Inferno is the third attempt by director Ron Howard to bring Dan Brown’s character Robert Langdon to the big screen. This time we’ve moved away into the literary world because the novel was basically Brown’s way to show off how much he knows about Dante. Langdon (Tom Hanks) wakes up in Florence with a bullet wound in his head and no memory of the last few days. Thankfully, a kindly assassin soon turns up to remind him that he’s in the middle of some bad shit. With the help of his doctor, Sienna (Felicity Jones), Langdon figures out that he’s on the trail of a deadly plague that’s set to be released and wipe out half of the world’s population.
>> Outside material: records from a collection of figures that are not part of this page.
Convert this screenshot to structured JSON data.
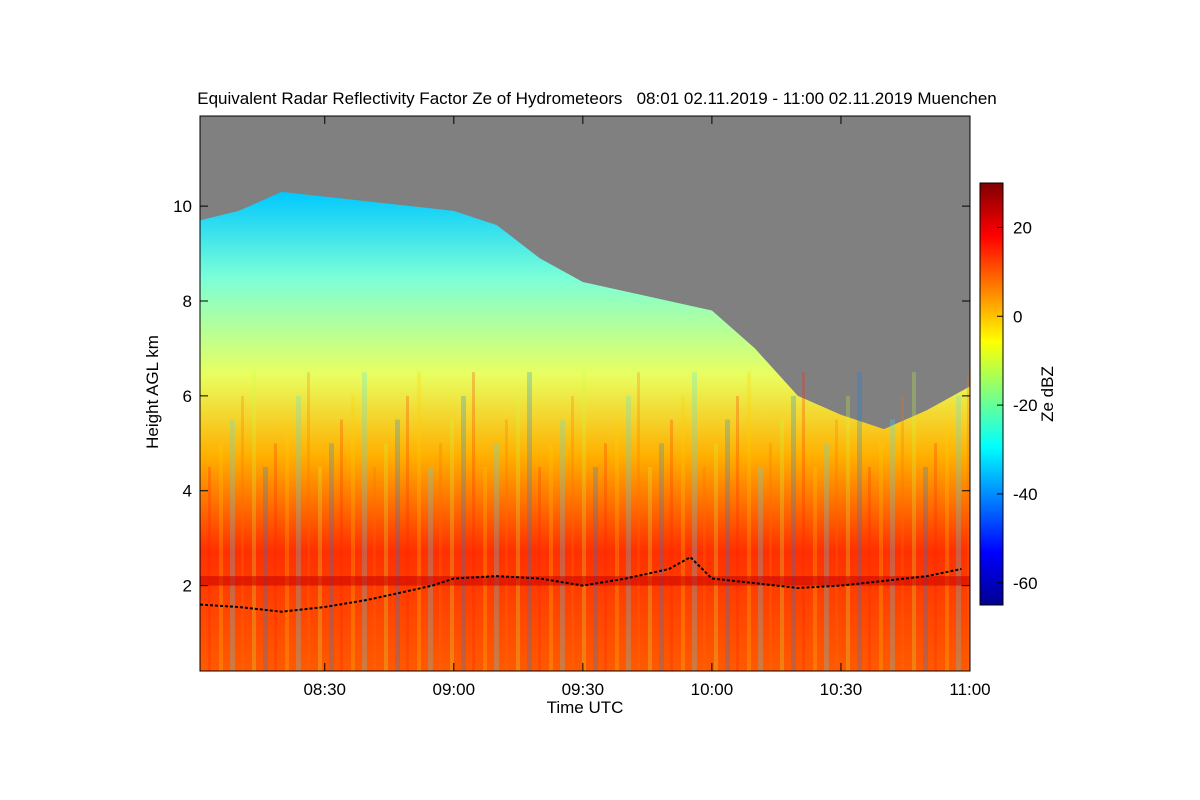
{
  "chart_data": {
    "type": "heatmap",
    "title": "Equivalent Radar Reflectivity Factor Ze of Hydrometeors   08:01 02.11.2019 - 11:00 02.11.2019 Muenchen",
    "xlabel": "Time UTC",
    "ylabel": "Height AGL km",
    "xlim": [
      "08:01",
      "11:00"
    ],
    "ylim": [
      0.2,
      11.9
    ],
    "x_ticks": [
      "08:30",
      "09:00",
      "09:30",
      "10:00",
      "10:30",
      "11:00"
    ],
    "y_ticks": [
      2,
      4,
      6,
      8,
      10
    ],
    "colorbar": {
      "label": "Ze dBZ",
      "range": [
        -65,
        30
      ],
      "ticks": [
        -60,
        -40,
        -20,
        0,
        20
      ],
      "colormap": "jet"
    },
    "no_signal_color": "#808080",
    "cloud_top_km": [
      {
        "t": "08:01",
        "h": 9.7
      },
      {
        "t": "08:10",
        "h": 9.9
      },
      {
        "t": "08:20",
        "h": 10.3
      },
      {
        "t": "08:30",
        "h": 10.2
      },
      {
        "t": "08:40",
        "h": 10.1
      },
      {
        "t": "08:50",
        "h": 10.0
      },
      {
        "t": "09:00",
        "h": 9.9
      },
      {
        "t": "09:10",
        "h": 9.6
      },
      {
        "t": "09:20",
        "h": 8.9
      },
      {
        "t": "09:30",
        "h": 8.4
      },
      {
        "t": "09:40",
        "h": 8.2
      },
      {
        "t": "09:50",
        "h": 8.0
      },
      {
        "t": "10:00",
        "h": 7.8
      },
      {
        "t": "10:10",
        "h": 7.0
      },
      {
        "t": "10:20",
        "h": 6.0
      },
      {
        "t": "10:30",
        "h": 5.6
      },
      {
        "t": "10:40",
        "h": 5.3
      },
      {
        "t": "10:50",
        "h": 5.7
      },
      {
        "t": "11:00",
        "h": 6.2
      }
    ],
    "melting_layer_km": [
      {
        "t": "08:01",
        "h": 1.6
      },
      {
        "t": "08:10",
        "h": 1.55
      },
      {
        "t": "08:20",
        "h": 1.45
      },
      {
        "t": "08:30",
        "h": 1.55
      },
      {
        "t": "08:40",
        "h": 1.7
      },
      {
        "t": "08:50",
        "h": 1.9
      },
      {
        "t": "08:55",
        "h": 2.0
      },
      {
        "t": "09:00",
        "h": 2.15
      },
      {
        "t": "09:10",
        "h": 2.2
      },
      {
        "t": "09:20",
        "h": 2.15
      },
      {
        "t": "09:30",
        "h": 2.0
      },
      {
        "t": "09:40",
        "h": 2.15
      },
      {
        "t": "09:50",
        "h": 2.35
      },
      {
        "t": "09:55",
        "h": 2.6
      },
      {
        "t": "10:00",
        "h": 2.15
      },
      {
        "t": "10:10",
        "h": 2.05
      },
      {
        "t": "10:20",
        "h": 1.95
      },
      {
        "t": "10:30",
        "h": 2.0
      },
      {
        "t": "10:40",
        "h": 2.1
      },
      {
        "t": "10:50",
        "h": 2.2
      },
      {
        "t": "10:58",
        "h": 2.35
      }
    ],
    "bright_band_km": 2.1
  }
}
It was produced by crazed billionaire geneticist, Bertrand Zobrist (Ben Foster), who believes that the only way to solve the population crises is to wipe out most of humanity and start again.

Following the clues that have been left, Langdon and Sienna follow a trail connected with Dante’s works and personal history. All the while the pair are being tracked by not one but two sinister organisation. The first is the World Health Organisation, headed up by Elizabeth Sinskey (Sidse Babett Knudsen), who, as it happens, used to bang old Robert back in the day. The second is the hilariously names private security firm The Consortium and their CEO Harry Sims ((Irrfan Khan)). It was the latter who sent the previously seen assassin, Vayentha (Ana Ularu), who is tasked with killing Langdon before he can track down the vial containing the virus.

If you’ve read any of Dan Brown’s books or seen any of the other adaptations then you won’t be shocked at what unfolds here. Brown’s stories are rather formulaic at this point. Someone dies in the opening, Langdon starts looking for clues and shows an insane awareness of all aspects of history and culture, and comes across many shady people and plenty of double-crossers.  The actual narrative is so absurd and outrageous that it’s best to pay as little attention to it as possible. I mean if you really start thinking about why people do things the way they do then you’ll fall into so many plotholes that you’ll make it all the way to China. Now I’m not saying that you can’t enjoy a thriller when it’s utterly stupid; God knows some of the best films I’ve ever seen are also the silliest. Still, Inferno is more than just a dumb thriller, it’s also one of the most pretentious and egotistical thriller you’ll have seen for a while. The main problem I have with Brown and his stories are that they think they are much more intellectual than they actually are. A thriller that’s as outrageously bad as this that also wastes so much time dissecting Dante’s Inferno is the ultimate oxymoron.

But it tries to keep its audience entertained despite this. There are more twists and turns than you really need and people change their allegiances so much it feels like an episode of Game of Thrones. There are plenty of action sequences along the way where the ever weary Langdon is expected to face off against men with guns, women with guns, and men with knives. Although, Howard really doesn’t seem to know how to deal with these action sequences and everything comes across as really confusing. The main attention is given to the more sedate aspects of the puzzle solving which means the film drags and gets pretty boring pretty quickly. By the end I was desperate for the virus to be released so it would kill everybody on screen and end my misery. In the Dan Brown tradition, Inferno is part awful thriller and part tedious lecture.